As mentioned before, a bleed needs to be taken out of the system to keep the water balance and to recover other constituents. If phosphoric acid is not completely extracted with TBP, some phosphoric acid will still be present in the raffinate. A significant part of this stream is returned to the leaching step, which assures the phosphoric acid is not lost. The phosphoric acid removed with the bleed enables complete or partial recovery of aluminium as precipitated aluminium phosphate, and this was achieved at pH below 2, as was discussed further above.

The subsequent processing of the solution to recover the heavy metals and magnesium was already addressed further above.
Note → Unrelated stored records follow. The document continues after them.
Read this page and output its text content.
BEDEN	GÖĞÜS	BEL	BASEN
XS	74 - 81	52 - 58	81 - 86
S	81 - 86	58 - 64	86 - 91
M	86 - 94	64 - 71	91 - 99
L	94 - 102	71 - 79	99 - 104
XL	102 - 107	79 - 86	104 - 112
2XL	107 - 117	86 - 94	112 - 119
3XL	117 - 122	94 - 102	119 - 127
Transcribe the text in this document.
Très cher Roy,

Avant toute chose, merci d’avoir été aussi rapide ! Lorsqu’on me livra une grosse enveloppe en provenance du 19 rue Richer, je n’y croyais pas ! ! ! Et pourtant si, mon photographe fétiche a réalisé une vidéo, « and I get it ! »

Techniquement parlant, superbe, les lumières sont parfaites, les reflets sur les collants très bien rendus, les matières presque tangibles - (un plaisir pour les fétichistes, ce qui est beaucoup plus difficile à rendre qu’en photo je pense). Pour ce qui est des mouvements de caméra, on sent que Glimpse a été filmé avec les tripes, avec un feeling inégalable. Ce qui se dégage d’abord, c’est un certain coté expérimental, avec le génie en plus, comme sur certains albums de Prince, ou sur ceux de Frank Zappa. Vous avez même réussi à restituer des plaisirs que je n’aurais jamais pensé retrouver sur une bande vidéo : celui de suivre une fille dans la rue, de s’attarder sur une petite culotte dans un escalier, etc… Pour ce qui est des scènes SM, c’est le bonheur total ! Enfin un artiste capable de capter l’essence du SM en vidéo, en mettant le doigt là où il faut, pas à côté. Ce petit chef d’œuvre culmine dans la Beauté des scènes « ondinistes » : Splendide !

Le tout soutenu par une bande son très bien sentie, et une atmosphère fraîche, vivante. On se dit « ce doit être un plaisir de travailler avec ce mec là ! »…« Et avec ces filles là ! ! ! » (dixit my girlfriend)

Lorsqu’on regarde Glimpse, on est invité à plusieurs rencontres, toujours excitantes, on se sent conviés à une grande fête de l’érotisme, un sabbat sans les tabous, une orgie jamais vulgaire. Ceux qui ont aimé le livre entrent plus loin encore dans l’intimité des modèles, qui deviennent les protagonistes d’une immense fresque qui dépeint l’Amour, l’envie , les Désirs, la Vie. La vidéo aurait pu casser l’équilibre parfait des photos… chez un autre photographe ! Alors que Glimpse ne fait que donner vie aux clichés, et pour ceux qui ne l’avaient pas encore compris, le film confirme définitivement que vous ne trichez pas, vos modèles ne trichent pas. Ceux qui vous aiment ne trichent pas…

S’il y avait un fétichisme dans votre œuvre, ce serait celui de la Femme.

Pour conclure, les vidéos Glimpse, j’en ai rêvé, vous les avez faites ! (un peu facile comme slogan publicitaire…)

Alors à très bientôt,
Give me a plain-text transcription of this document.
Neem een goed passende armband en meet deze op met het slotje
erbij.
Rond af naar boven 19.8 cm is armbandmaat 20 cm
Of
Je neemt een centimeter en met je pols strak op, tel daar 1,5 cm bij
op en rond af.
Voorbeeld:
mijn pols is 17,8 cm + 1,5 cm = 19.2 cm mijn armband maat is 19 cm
This is achieved using a stepwise increase in pH using suitable chemical compounds able to achieve this, e.g., metal carbonates, metal oxides, ammonia, metal hydroxides or a mixture of these. Further recovery of the sodium, potassium and calcium from the brine obtained after recovery of magnesium is achieved by exploiting the solubility differences of sodium, potassium at different temperatures and high calcium chloride concentrations, according to processes, as such known in prior art, e.g., in the international patent application publication WO

2017/ 111685 Al.

The embodiments described above are to be understood as a few illustrative examples of the present invention. It will be understood by those skilled in the art that various modifications, combinations and changes may be made to the embodiments without departing from the scope of the present invention. In particular, different part solutions in the different embodiments can be combined in other configurations, where technically possible. The scope of the present invention is, however, defined by the appended claims.